脱学校的人間(新編集版)〈32〉
いわゆる「近代まで」として区切った場合の、子どもの労働のその「働き方」というものとは、端的に言えば「家の仕事をする」という意味合いに集約されるのだと見てよい。そしてその「家」というものは、すなわち「親自体」のことを同義的に指しているのでもある。仮にもしそれが「親のいない子ども」であったとしても、あるいは自分の生家から「よその家」に奉公や修業に出されたのだとしても、その「親の代わり」というのは、たとえば「親方・ご主人・旦那さん」といった者らが、それに相当する立場に立つということになるわけである。
いずれにしてもその「親と子の間の関係性」は、どの場合であっても本質的には何も変わらない。子どもは「その家の子ども」であり、かつ「その親の子ども」として、その家あるいはその親の仕事を親と同様にする、ということになる。子どもはそこでまさしく、「親の手足」として働く。その親あるいはその家の仕事を、子どもが実際にその手足となって働くわけである。ここで子どもはまさしく「親あるいは家という身体の手足」となる。そしてそのように、親あるいは家の身体である限り、子どもは「親あるいは家のもの」ということではなく、むしろ「親あるいは家そのもの」なのである。「親」と「子」というように、それらを分割して別々に見出すことはできない。身体というものは、けっして分割することなどできないのだ。
だからたとえば現代で考えられているような、「子どもは、それ自身として個々の個人である」というような認識はここには全くないのであり、またそのように意識する視点自体が、ここではそもそも全く成り立たないのだ。ここにおいて「子ども」は、親にとってあくまでも「自分自身」なのである。だから「親が子どもから収奪する」などということは、この段階において実は全く「できないこと」なのだ。もしそれができるというのならば、親は「自分自身を収奪する」ことになる。つまり自分で自分自身を食いつぶすというだけの話になってしまう。これは全く不条理な話だ。
「子どもは親あるいは家そのもの」であるような関係性の段階においては、親は「子どもから収奪すること」ばかりでなく、「子どもを支配すること」も、あるいは「子どもを所有すること」もまたけっしてできない。そもそも支配や所有とは「その人から分割しうるもの」しか、「その人のもの」として支配し所有することができないような関係様式なのである。「その人そのもの」は、その人自身にはけっして所有することも支配することもできない。もしそれができるとすれば、「その人そのものが、その人から分割されていることになる」のだから。
支配や所有は、その「もの」が「その人から分割されること」によってはじめて可能になる。「その人そのもの」から分割されてはじめて、その人はその「もの」を見出し、それを「その人のもの」として所有し支配することができる。言い換えると、その「もの」は「その人から分割されること」によってはじめて「その人から自立」して、その「もの」として存在しはじめるのだ。
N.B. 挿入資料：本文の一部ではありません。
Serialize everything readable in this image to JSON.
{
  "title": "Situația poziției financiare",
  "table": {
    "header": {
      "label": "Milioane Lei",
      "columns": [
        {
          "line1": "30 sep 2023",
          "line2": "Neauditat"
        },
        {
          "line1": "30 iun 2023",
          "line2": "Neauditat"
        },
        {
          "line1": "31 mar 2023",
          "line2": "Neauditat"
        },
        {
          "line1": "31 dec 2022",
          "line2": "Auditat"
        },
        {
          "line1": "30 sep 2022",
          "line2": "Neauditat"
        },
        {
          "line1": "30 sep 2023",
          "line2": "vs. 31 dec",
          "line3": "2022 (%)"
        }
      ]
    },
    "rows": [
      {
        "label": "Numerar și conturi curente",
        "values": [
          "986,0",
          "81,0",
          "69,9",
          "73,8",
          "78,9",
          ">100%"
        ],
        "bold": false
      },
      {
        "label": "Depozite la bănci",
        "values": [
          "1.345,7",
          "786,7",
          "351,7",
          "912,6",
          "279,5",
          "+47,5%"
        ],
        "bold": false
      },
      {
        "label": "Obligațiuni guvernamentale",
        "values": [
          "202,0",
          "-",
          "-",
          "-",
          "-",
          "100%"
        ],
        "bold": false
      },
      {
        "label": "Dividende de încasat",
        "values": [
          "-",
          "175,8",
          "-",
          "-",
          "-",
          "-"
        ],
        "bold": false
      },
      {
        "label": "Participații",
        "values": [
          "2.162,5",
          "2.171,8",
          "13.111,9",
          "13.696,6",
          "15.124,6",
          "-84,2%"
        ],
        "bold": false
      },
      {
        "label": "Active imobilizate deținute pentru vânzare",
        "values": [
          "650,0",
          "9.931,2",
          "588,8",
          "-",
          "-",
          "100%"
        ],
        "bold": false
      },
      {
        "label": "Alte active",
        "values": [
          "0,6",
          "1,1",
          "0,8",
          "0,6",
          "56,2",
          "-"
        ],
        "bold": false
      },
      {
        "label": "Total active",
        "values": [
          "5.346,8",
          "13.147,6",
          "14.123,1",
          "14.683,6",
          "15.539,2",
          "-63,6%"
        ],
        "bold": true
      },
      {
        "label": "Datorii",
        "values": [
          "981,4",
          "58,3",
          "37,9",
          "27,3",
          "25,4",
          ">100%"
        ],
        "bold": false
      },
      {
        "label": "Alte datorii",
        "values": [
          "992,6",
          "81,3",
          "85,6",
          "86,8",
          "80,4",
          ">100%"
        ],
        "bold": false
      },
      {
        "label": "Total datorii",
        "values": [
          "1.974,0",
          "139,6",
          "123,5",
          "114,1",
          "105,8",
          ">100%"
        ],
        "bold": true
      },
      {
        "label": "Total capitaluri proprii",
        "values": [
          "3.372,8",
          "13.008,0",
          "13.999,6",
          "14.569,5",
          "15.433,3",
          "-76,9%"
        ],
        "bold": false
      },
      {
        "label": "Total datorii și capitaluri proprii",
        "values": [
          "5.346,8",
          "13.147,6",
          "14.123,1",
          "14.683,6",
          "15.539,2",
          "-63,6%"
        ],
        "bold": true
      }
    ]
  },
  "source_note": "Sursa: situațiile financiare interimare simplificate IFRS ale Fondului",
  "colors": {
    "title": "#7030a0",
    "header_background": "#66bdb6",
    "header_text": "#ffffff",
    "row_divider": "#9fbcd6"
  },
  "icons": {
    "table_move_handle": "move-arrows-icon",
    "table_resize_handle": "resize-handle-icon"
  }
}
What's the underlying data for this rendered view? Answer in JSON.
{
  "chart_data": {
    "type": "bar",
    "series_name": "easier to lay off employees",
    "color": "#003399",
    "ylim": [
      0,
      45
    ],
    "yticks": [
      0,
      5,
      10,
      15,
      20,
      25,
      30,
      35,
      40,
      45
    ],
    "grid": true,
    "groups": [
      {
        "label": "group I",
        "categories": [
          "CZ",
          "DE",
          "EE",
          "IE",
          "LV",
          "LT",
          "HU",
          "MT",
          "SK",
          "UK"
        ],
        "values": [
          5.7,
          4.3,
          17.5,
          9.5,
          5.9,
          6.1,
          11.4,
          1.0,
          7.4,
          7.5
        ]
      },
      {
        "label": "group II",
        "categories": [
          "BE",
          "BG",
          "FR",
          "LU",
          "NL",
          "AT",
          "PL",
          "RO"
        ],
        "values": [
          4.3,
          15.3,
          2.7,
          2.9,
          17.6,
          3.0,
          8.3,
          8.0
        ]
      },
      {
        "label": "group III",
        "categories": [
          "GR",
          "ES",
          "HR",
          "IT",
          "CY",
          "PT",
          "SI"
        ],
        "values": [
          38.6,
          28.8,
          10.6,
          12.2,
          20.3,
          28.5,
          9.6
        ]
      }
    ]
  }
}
このように、その「もの」が「その人自身から分割されること」で、ようやくそこではじめて「その人が所有し支配することができるもの」となるわけだが、それと同時にその「もの」は、「その人が手放しうるもの」として、ゆえに「その人から収奪しうるもの」としても、「その人自身から分割されている」ことになるのである。「収奪」とはこのように「そのもの」から、その「もの」を分割することによってはじめて可能となるのだ。